On the IAWTV’s Facebook page, Matthew Barnard, creator of SPIN THE BOTTLE, remembers just how unpleasant it was during last year’s festival. “Everything they said was a lie. (There were) more charges when I walked in and (when) I went to sit in on my screening,” he says.
“There were like 3 people there. They played the first part of an episode for 2 minutes and then never played the rest, like they had promised,” Barnard adds. “So I walked out and headed for the door, never to want to partake in their nonsense again, and everyone in attendance was bitching about something.”
Having screened 3SOME at last year’s LA WebFest, Gifford also witnessed, first hand, the true extent of LA WebFest’s operational problems, including a botched screening of a friend’s web series.
“At the time, the festival was held at the Radisson Airport Hotel at LAX (Los Angeles International Airport), which is a nice hotel,” she says. “The screenings were held in what appeared to be conference rooms. The rooms were okay, but the quality of picture and sound was very poor. None of the screenings ran to time, and many did not run at all.”
Even amid all the criticism of LA WebFest’s policies and organization, Newcomb says that he and all those who have been affected by this controversy hold no ill will towards Ajakwe or LA WebFest in general. “I wish Mike and LAWebfest well. We never had an issue with them and support any and all sister initiatives that also enhance the visibility of, and acknowledge the talent behind, independent web series,” he says.
“We don’t have a conflict with anyone and have so much work to do, so we can’t get caught up in anymore unnecessary drama,” Newcomb says. “Our focus is in our celebrating the indie series community, and we will be busy over the next seven weeks planning our best ceremony ever.”
Despite those problems, and the enormous uproar Ajakwe’s controversial policy has generated, Gifford, Newcomb and so many others in the web series community still hold out hope for improvement. While their suggestions vary, the most important thing they seek is for LA WebFest’s organizer is not just to merely lift the exclusivity clause, but most of all, to listen to those who have disagreed with it.
”There has been a huge outpouring of feedback from dozens of well-respected creators from all over the world in open letters, on social media, and in private emails. Listen to those people! They are the ones we create festivals or awards shows to celebrate,” Newcomb says. “Lift the exclusivity clause this year and spend the next two months celebrating all the series that were selected to be screened.”

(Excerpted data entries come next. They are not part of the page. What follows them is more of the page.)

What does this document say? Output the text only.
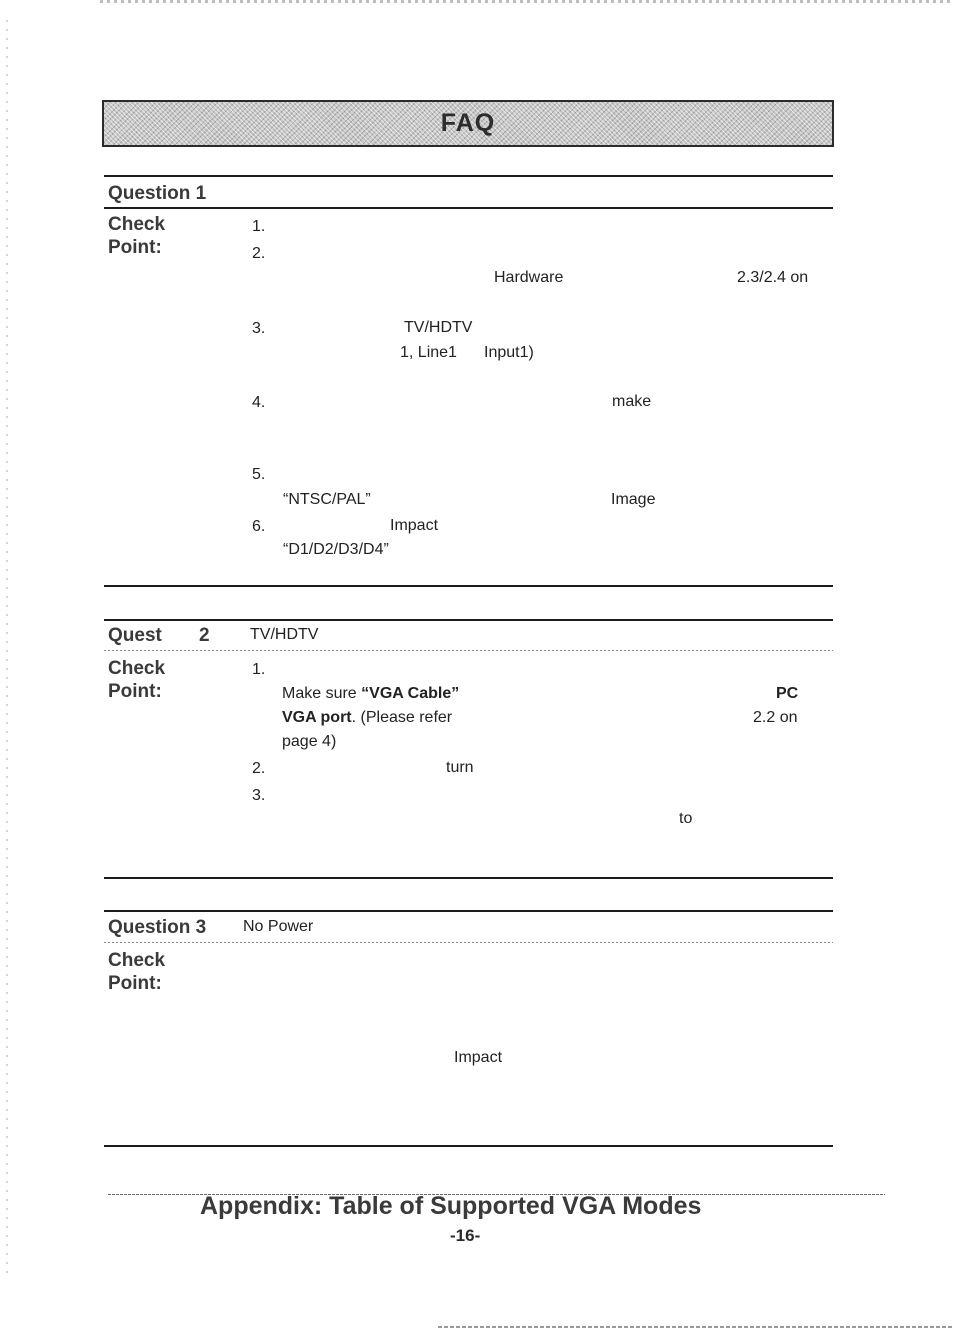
FAQ
Question 1
Check
Point:
1.
2.
Hardware	2.3/2.4 on
3.	TV/HDTV
1, Line1 Input1)
4.	make
5.
“NTSC/PAL”	Image
6.	Impact
“D1/D2/D3/D4”
Quest 2	TV/HDTV
Check
Point:
1.
Make sure “VGA Cable”	PC
VGA port. (Please refer	2.2 on
page 4)
2.	turn
3.
to
Question 3 No Power
Check
Point:
Impact
Appendix: Table of Supported VGA Modes
-16-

Gifford concurs. “Everybody knows that some of the quality of shows at the festival in previous years has not been good. There is a place for a festival that has an open door policy, but that should be stated up front,” she says. “It’s no good pretending to be selective when you are screening over three hundred series – it doesn’t compute.” Adds Gifford: “Above all – communicate. And don’t shout people down who complain. We all learn by what goes wrong, not what goes right.”
Hopefully with today’s announcement of official selections from Hollyweb we won’t be seeing #ClauseGatePart2.